Thursday, July 23, 2009

Canada 3x

H - E - double hockey sticks! Although I'm running almost a month behind, I'm just not quite there yet with the 3rd Canadian Book Challenge. Except for reading more Robertson Davies, I'm unsure about the direction my reading should take. Seeing that Tim Horton's sign on the highway during my travels should have inspired me, but...

Making a list will calm my mind, make me as cool as November in Nunavut. Please help me. I'm as open as the prairies of Saskatchewan to your suggestions.


Charles said...

This is not a reply to "Canada 3x," but a comment on your June 2007 post which I discovered a couple of days ago when trying to find out if Don Robertson is still with us.

I was sorry to learn he'd died. I first became aware of him in about 1971 when "Praise the Human Season" was out in paperback in the convience store I managed. Still one of my favorite Robertson books.

A couple novels not mentioned in the comments you received then: "A Flag Full of Stars," possibly one of the most fun reads, and "Miss Margret Ridpath and the Dismantling of the Universe," also a fun read.

If you read both Robertson and Stephen King you'll eventually note that they give subtle "tips of the hat" to each other in their novels.

In "The Tailsman," by King and Peter Staub, the young male protagonist is traveling cross country and goes through a town in Paradise Falls. When I first read that, I thought, that's odd King would have the same name for a town in Ohio as Robertson did. But when the kid met a man with the last name Light (A name in Don's novel "Paradise Falls,") I knew it had to be a reference to Don's work.

In Don's "Harv," the trucker stops at a truck stop in Maine. The cafe is "Christine's" obviously a return of the compliment from Don to Stephen King. There are many such references in King's novels. Just the one in Robertson's novels, at least as far as I know. This sort of thing is fun to pick up as a reader.

I'm a 59 year old grandpa living in Phoenix, Arizona, U.S.A. I work in the supermarket industry and write fiction when I can. In January I started a blog focusing on writing fiction.


Nymeth said...

Have you read Monkey Bead by Eden Robinson? If not, I'm going to recommend that. It's a wonderful book and I wish more people would read it!

Jenny said...

This year, I read The Road Past Altamont, by Gabrielle Roy, which I loved. I also really liked Pelagie of the Cart (don't know if this is available in English?) by Antonine Maillet. Others I've loved that you might not have gotten to yet: Green Grass, Running Water by Thomas King (this one was truly fantastic!), When She Was Queen by M.J. Vassanji, and Disappearing Moon Cafe by Sky Lee. Can't wait to see what you choose!

Bybee said...

In Christine, one of the characters is tracing down the history of the evil car and his investigations take him to Paradise Falls. I was so excited when I read that...wanted to call Stephen King up immediately and crow jubilantly that I'd noticed.
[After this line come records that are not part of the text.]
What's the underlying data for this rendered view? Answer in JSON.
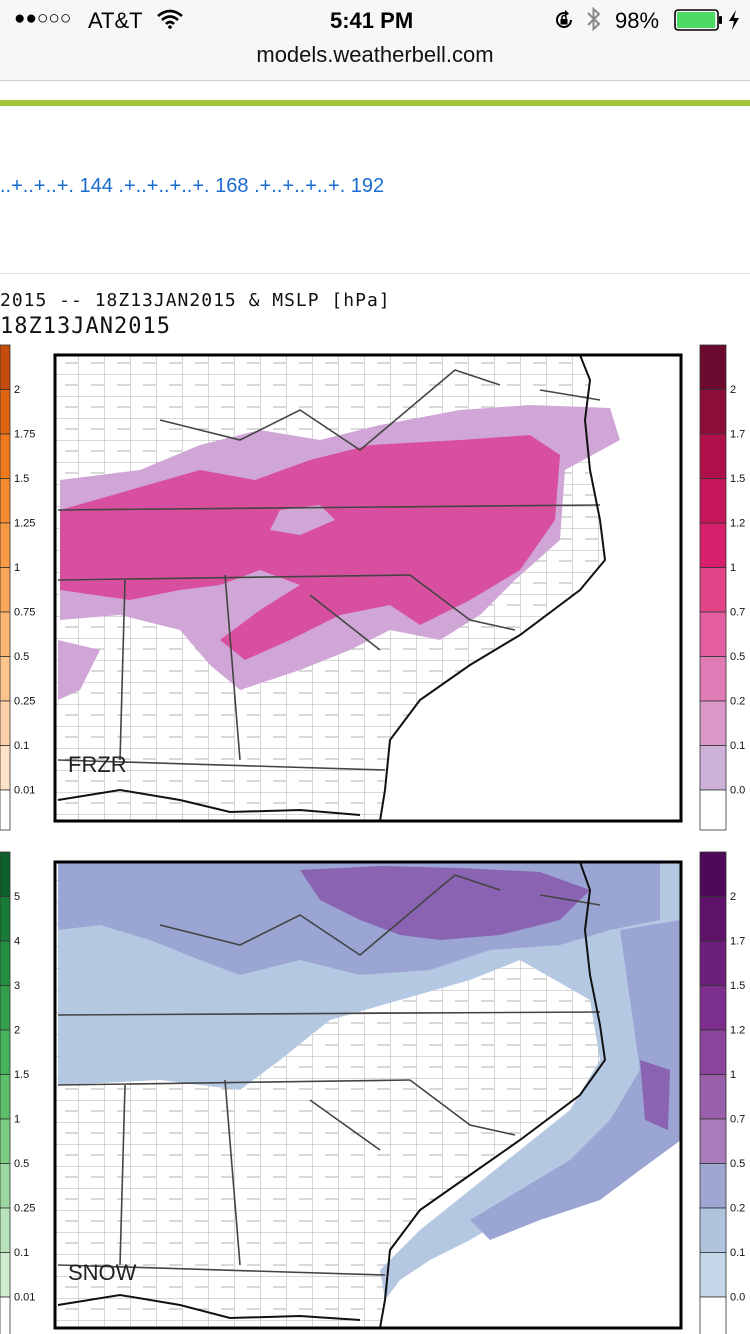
{
  "status_bar": {
    "signal_dots": "●●○○○",
    "carrier": "AT&T",
    "time": "5:41 PM",
    "battery_percent": "98%",
    "battery_level": 0.98
  },
  "address_bar": {
    "url": "models.weatherbell.com"
  },
  "frame_links": "..+..+..+. 144 .+..+..+..+. 168 .+..+..+..+. 192",
  "map_title": {
    "line1": "2015 -- 18Z13JAN2015 & MSLP [hPa]",
    "line2": "18Z13JAN2015"
  },
  "panels": [
    {
      "label": "FRZR",
      "left_scale": [
        "2",
        "1.75",
        "1.5",
        "1.25",
        "1",
        "0.75",
        "0.5",
        "0.25",
        "0.1",
        "0.01"
      ],
      "right_scale": [
        "2",
        "1.7",
        "1.5",
        "1.2",
        "1",
        "0.7",
        "0.5",
        "0.2",
        "0.1",
        "0.0"
      ],
      "left_colors": [
        "#c64c0c",
        "#e06512",
        "#f07a1c",
        "#f58b2e",
        "#f89a43",
        "#f9a85a",
        "#fab673",
        "#fcc48d",
        "#fdd2aa",
        "#fee3c8"
      ],
      "right_colors": [
        "#6b0a2e",
        "#8e0c3a",
        "#b0104a",
        "#c7165a",
        "#d81f6b",
        "#e2448a",
        "#e55ea1",
        "#e07bb6",
        "#d998c8",
        "#ceb1d8"
      ]
    },
    {
      "label": "SNOW",
      "left_scale": [
        "5",
        "4",
        "3",
        "2",
        "1.5",
        "1",
        "0.5",
        "0.25",
        "0.1",
        "0.01"
      ],
      "right_scale": [
        "2",
        "1.7",
        "1.5",
        "1.2",
        "1",
        "0.7",
        "0.5",
        "0.2",
        "0.1",
        "0.0"
      ],
      "left_colors": [
        "#0d5e2a",
        "#177a36",
        "#238d40",
        "#33a04c",
        "#47b15b",
        "#5ebf6b",
        "#7dcc83",
        "#9bd8a0",
        "#b7e3b9",
        "#d0edd0"
      ],
      "right_colors": [
        "#4d0a57",
        "#5e126a",
        "#6d1f7c",
        "#7b2e8b",
        "#8a449b",
        "#9a5fab",
        "#a97dbb",
        "#9ea6d2",
        "#b0c4de",
        "#c4d6e8"
      ]
    }
  ],
  "colors": {
    "frzr_heavy": "#d94fa0",
    "frzr_light": "#cfa6d6",
    "snow_light": "#b5c8e2",
    "snow_mid": "#9aa5d3",
    "snow_heavy": "#8a63b3",
    "link_blue": "#1a6bd1",
    "accent_green": "#a3c43a"
  },
  "icons": [
    "wifi-icon",
    "lock-rotation-icon",
    "bluetooth-icon",
    "battery-icon",
    "charging-bolt-icon"
  ]
}
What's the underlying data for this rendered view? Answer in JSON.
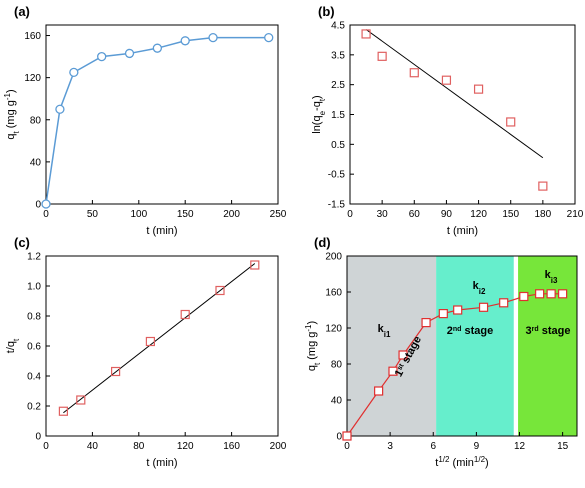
{
  "colors": {
    "blue_line": "#5b9bd5",
    "red_marker": "#e06060",
    "red_line": "#e03030",
    "stage1_bg": "#cfd4d6",
    "stage2_bg": "#66eecc",
    "stage3_bg": "#77e63a"
  },
  "chart_data": [
    {
      "panel": "(a)",
      "type": "line",
      "xlabel_main": "t (min)",
      "ylabel_main": "q",
      "ylabel_sub": "t",
      "ylabel_tail": " (mg g",
      "ylabel_sup": "-1",
      "ylabel_close": ")",
      "xlim": [
        0,
        250
      ],
      "ylim": [
        0,
        170
      ],
      "xticks": [
        "0",
        "50",
        "100",
        "150",
        "200",
        "250"
      ],
      "yticks": [
        "0",
        "40",
        "80",
        "120",
        "160"
      ],
      "x": [
        0,
        15,
        30,
        60,
        90,
        120,
        150,
        180,
        240
      ],
      "y": [
        0,
        90,
        125,
        140,
        143,
        148,
        155,
        158,
        158
      ]
    },
    {
      "panel": "(b)",
      "type": "scatter",
      "xlabel_main": "t (min)",
      "ylabel_main": "ln(q",
      "ylabel_sub1": "e",
      "ylabel_mid": "-q",
      "ylabel_sub2": "t",
      "ylabel_close": ")",
      "xlim": [
        0,
        210
      ],
      "ylim": [
        -1.5,
        4.5
      ],
      "xticks": [
        "0",
        "30",
        "60",
        "90",
        "120",
        "150",
        "180",
        "210"
      ],
      "yticks": [
        "-1.5",
        "-0.5",
        "0.5",
        "1.5",
        "2.5",
        "3.5",
        "4.5"
      ],
      "x": [
        15,
        30,
        60,
        90,
        120,
        150,
        180
      ],
      "y": [
        4.2,
        3.45,
        2.9,
        2.65,
        2.35,
        1.25,
        -0.9
      ],
      "fit": {
        "x": [
          15,
          180
        ],
        "y": [
          4.35,
          0.05
        ]
      }
    },
    {
      "panel": "(c)",
      "type": "scatter",
      "xlabel_main": "t (min)",
      "ylabel_main": "t/q",
      "ylabel_sub": "t",
      "xlim": [
        0,
        200
      ],
      "ylim": [
        0,
        1.2
      ],
      "xticks": [
        "0",
        "40",
        "80",
        "120",
        "160",
        "200"
      ],
      "yticks": [
        "0",
        "0.2",
        "0.4",
        "0.6",
        "0.8",
        "1.0",
        "1.2"
      ],
      "x": [
        15,
        30,
        60,
        90,
        120,
        150,
        180
      ],
      "y": [
        0.165,
        0.24,
        0.43,
        0.63,
        0.81,
        0.97,
        1.14
      ],
      "fit": {
        "x": [
          15,
          180
        ],
        "y": [
          0.155,
          1.15
        ]
      }
    },
    {
      "panel": "(d)",
      "type": "line",
      "xlabel_main": "t",
      "xlabel_sup": "1/2",
      "xlabel_tail": " (min",
      "xlabel_sup2": "1/2",
      "xlabel_close": ")",
      "ylabel_main": "q",
      "ylabel_sub": "t",
      "ylabel_tail": " (mg g",
      "ylabel_sup": "-1",
      "ylabel_close": ")",
      "xlim": [
        0,
        16
      ],
      "ylim": [
        0,
        200
      ],
      "xticks": [
        "0",
        "3",
        "6",
        "9",
        "12",
        "15"
      ],
      "yticks": [
        "0",
        "40",
        "80",
        "120",
        "160",
        "200"
      ],
      "x": [
        0,
        2.2,
        3.2,
        3.9,
        5.5,
        6.7,
        7.7,
        9.5,
        10.9,
        12.3,
        13.4,
        14.2,
        15.0
      ],
      "y": [
        0,
        50,
        72,
        90,
        126,
        136,
        140,
        143,
        148,
        155,
        158,
        158,
        158
      ],
      "stages": [
        {
          "from": 0,
          "to": 6.2,
          "label_main": "1",
          "label_sup": "st",
          "label_tail": " stage",
          "k_main": "k",
          "k_sub": "i1"
        },
        {
          "from": 6.2,
          "to": 11.6,
          "label_main": "2",
          "label_sup": "nd",
          "label_tail": " stage",
          "k_main": "k",
          "k_sub": "i2"
        },
        {
          "from": 11.9,
          "to": 16,
          "label_main": "3",
          "label_sup": "rd",
          "label_tail": " stage",
          "k_main": "k",
          "k_sub": "i3"
        }
      ]
    }
  ]
}
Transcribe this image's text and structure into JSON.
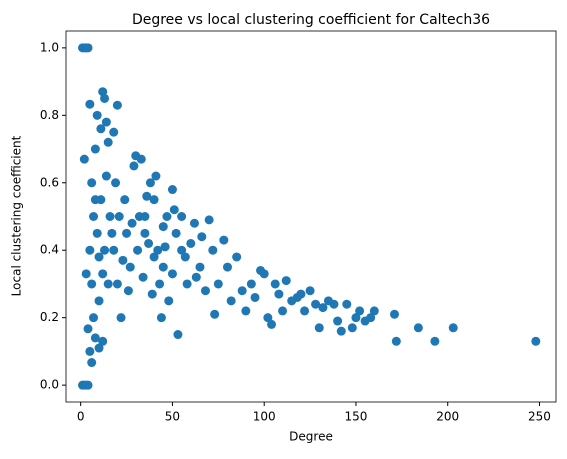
{
  "chart_data": {
    "type": "scatter",
    "title": "Degree vs local clustering coefficient for Caltech36",
    "x_label": "Degree",
    "y_label": "Local clustering coefficient",
    "color": "#1f77b4",
    "x": [
      1,
      2,
      3,
      4,
      1,
      2,
      3,
      4,
      5,
      6,
      8,
      10,
      12,
      7,
      4,
      3,
      2,
      5,
      9,
      12,
      13,
      14,
      11,
      20,
      18,
      15,
      8,
      6,
      7,
      5,
      6,
      10,
      12,
      9,
      11,
      14,
      16,
      18,
      20,
      22,
      19,
      24,
      25,
      27,
      29,
      30,
      33,
      32,
      35,
      38,
      40,
      42,
      45,
      43,
      47,
      50,
      52,
      55,
      48,
      44,
      53,
      58,
      60,
      62,
      65,
      68,
      70,
      72,
      75,
      73,
      78,
      80,
      82,
      85,
      88,
      90,
      93,
      95,
      98,
      100,
      102,
      104,
      106,
      108,
      110,
      112,
      115,
      118,
      120,
      122,
      125,
      128,
      130,
      132,
      135,
      138,
      140,
      142,
      145,
      148,
      150,
      152,
      155,
      158,
      160,
      171,
      172,
      184,
      193,
      203,
      248,
      35,
      37,
      40,
      45,
      50,
      55,
      57,
      63,
      66,
      28,
      26,
      34,
      39,
      46,
      51,
      41,
      36,
      31,
      23,
      17,
      21,
      13,
      15,
      10,
      8
    ],
    "values": [
      1,
      1,
      1,
      1,
      0,
      0,
      0,
      0,
      0.1,
      0.067,
      0.14,
      0.11,
      0.13,
      0.2,
      0.167,
      0.33,
      0.67,
      0.833,
      0.8,
      0.87,
      0.85,
      0.78,
      0.76,
      0.83,
      0.75,
      0.72,
      0.7,
      0.6,
      0.5,
      0.4,
      0.3,
      0.25,
      0.33,
      0.45,
      0.55,
      0.62,
      0.5,
      0.4,
      0.3,
      0.2,
      0.6,
      0.55,
      0.45,
      0.35,
      0.65,
      0.68,
      0.67,
      0.5,
      0.45,
      0.6,
      0.55,
      0.4,
      0.35,
      0.3,
      0.5,
      0.58,
      0.45,
      0.4,
      0.25,
      0.2,
      0.15,
      0.3,
      0.42,
      0.48,
      0.35,
      0.28,
      0.49,
      0.4,
      0.3,
      0.21,
      0.43,
      0.35,
      0.25,
      0.38,
      0.28,
      0.22,
      0.3,
      0.26,
      0.34,
      0.33,
      0.2,
      0.18,
      0.3,
      0.27,
      0.22,
      0.31,
      0.25,
      0.26,
      0.27,
      0.22,
      0.28,
      0.24,
      0.17,
      0.23,
      0.25,
      0.24,
      0.19,
      0.16,
      0.24,
      0.17,
      0.2,
      0.22,
      0.19,
      0.2,
      0.22,
      0.21,
      0.13,
      0.17,
      0.13,
      0.17,
      0.13,
      0.5,
      0.42,
      0.38,
      0.47,
      0.33,
      0.5,
      0.38,
      0.32,
      0.44,
      0.48,
      0.28,
      0.32,
      0.27,
      0.41,
      0.52,
      0.62,
      0.56,
      0.4,
      0.37,
      0.45,
      0.5,
      0.4,
      0.3,
      0.38,
      0.55
    ],
    "xlim": [
      -8,
      259
    ],
    "ylim": [
      -0.05,
      1.05
    ],
    "xticks": [
      0,
      50,
      100,
      150,
      200,
      250
    ],
    "yticks": [
      {
        "value": 0,
        "label": "0.0"
      },
      0.2,
      0.4,
      0.6,
      0.8,
      {
        "value": 1,
        "label": "1.0"
      }
    ]
  }
}
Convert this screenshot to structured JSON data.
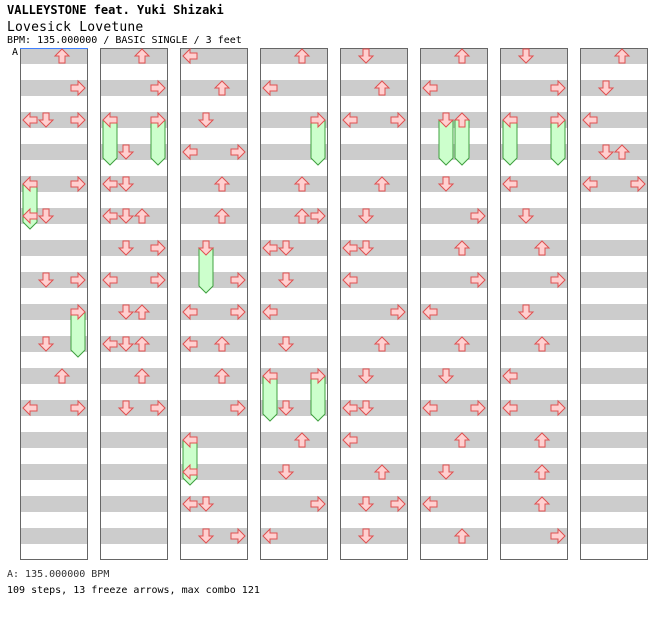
{
  "header": {
    "artist": "VALLEYSTONE feat. Yuki Shizaki",
    "title": "Lovesick Lovetune",
    "info": "BPM: 135.000000 / BASIC SINGLE / 3 feet",
    "bpm_marker": "A"
  },
  "footer": {
    "bpm_legend": "A: 135.000000 BPM",
    "stats": "109 steps, 13 freeze arrows, max combo 121"
  },
  "colors": {
    "arrow_fill": "#ffd0d0",
    "arrow_stroke": "#e05050",
    "freeze_fill": "#ccffcc",
    "freeze_stroke": "#40a040",
    "stripe": "#cccccc",
    "bpm_line": "#4080ff"
  },
  "icons": {
    "left": "left-arrow-icon",
    "down": "down-arrow-icon",
    "up": "up-arrow-icon",
    "right": "right-arrow-icon"
  },
  "chart": {
    "columns": 8,
    "measures_per_column": 8,
    "lanes": [
      "left",
      "down",
      "up",
      "right"
    ],
    "notes": [
      {
        "m": 0,
        "b": 0,
        "lane": 2
      },
      {
        "m": 0,
        "b": 2,
        "lane": 3
      },
      {
        "m": 1,
        "b": 0,
        "lane": 0
      },
      {
        "m": 1,
        "b": 2,
        "lane": 2
      },
      {
        "m": 2,
        "b": 0,
        "lane": 1
      },
      {
        "m": 2,
        "b": 2,
        "lane": 0
      },
      {
        "m": 2,
        "b": 3,
        "lane": 3
      },
      {
        "m": 3,
        "b": 0,
        "lane": 1
      },
      {
        "m": 3,
        "b": 1,
        "lane": 3
      },
      {
        "m": 3,
        "b": 2,
        "lane": 1
      },
      {
        "m": 4,
        "b": 0,
        "lane": 0
      },
      {
        "m": 4,
        "b": 0,
        "lane": 3
      },
      {
        "m": 4,
        "b": 2,
        "lane": 1
      },
      {
        "m": 4,
        "b": 2,
        "lane": 2
      },
      {
        "m": 5,
        "b": 0,
        "lane": 2
      },
      {
        "m": 5,
        "b": 2,
        "lane": 0
      },
      {
        "m": 5,
        "b": 2,
        "lane": 3
      },
      {
        "m": 6,
        "b": 0,
        "lane": 3
      },
      {
        "m": 6,
        "b": 2,
        "lane": 2
      },
      {
        "m": 7,
        "b": 0,
        "lane": 0
      },
      {
        "m": 7,
        "b": 2,
        "lane": 1
      },
      {
        "m": 8,
        "b": 0,
        "lane": 0
      },
      {
        "m": 8,
        "b": 0,
        "lane": 3
      },
      {
        "m": 8,
        "b": 2,
        "lane": 1
      },
      {
        "m": 8,
        "b": 2,
        "lane": 3
      },
      {
        "m": 9,
        "b": 0,
        "lane": 2
      },
      {
        "m": 9,
        "b": 2,
        "lane": 1
      },
      {
        "m": 9,
        "b": 2,
        "lane": 2
      },
      {
        "m": 10,
        "b": 0,
        "lane": 0
      },
      {
        "m": 10,
        "b": 2,
        "lane": 1
      },
      {
        "m": 11,
        "b": 0,
        "lane": 3
      },
      {
        "m": 11,
        "b": 2,
        "lane": 0
      },
      {
        "m": 12,
        "b": 0,
        "lane": 2
      },
      {
        "m": 12,
        "b": 2,
        "lane": 3
      },
      {
        "m": 13,
        "b": 0,
        "lane": 3
      },
      {
        "m": 13,
        "b": 2,
        "lane": 0
      },
      {
        "m": 14,
        "b": 0,
        "lane": 1
      },
      {
        "m": 14,
        "b": 2,
        "lane": 3
      },
      {
        "m": 15,
        "b": 0,
        "lane": 2
      },
      {
        "m": 15,
        "b": 2,
        "lane": 0
      }
    ],
    "freezes": [
      {
        "m": 0,
        "b": 0,
        "lane": 0,
        "len": 0
      }
    ]
  }
}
Robertson's books are kind of hard to find even in libraries.

Good luck with your writing...I'll stop by your blog.

Bybee said...

Monkey Bead...sounds good. When I first looked at the title, I saw Monkey Bread LOL.

Thanks for all those suggestions!

ambearo said...

My favorite Canadian authors (other than Davies of course) are Margaret Atwood (must read "Oryx and Crake", "Robber Bride" and "Cat's Eye"), Barbara Gowdy ("Mr. Sandman", "Helpless" and "The White Bone") and Margaret Laurence ("The Diviners", "The Stone Angel").

Bybee said...

I grabbed The Diviners today at WTB? Looked for Oryx and Crake, but didn't see any Atwood but The Handmaid's Tale. Thanks for your help.

Susan said...

The Diviners is a Canadian book that I actually really really like! Might possibly I really hope you get to that for the challenge. And I think it's Monkey Beach by Eden Robinson, but then I'm looking for a copy too for the challenge and I haven't found it yet. You could always slum a little and try Louise Penny's mysteries,which both I and Geraniumcat really enjoyed (and my mother too.) (Uh oh. I see you T&C Inner Bookworm giving me a hard stare). Hmmmm, I'll have to think on a few others. If you haven't already, you have to read some Farley Mowat if you are going to be a reader of Canadian books!! The Dog Who Wouldn't Be, The Boat Who Wouldn't Float, are two of his funnier ones.

I'm joining you in this challenge, too!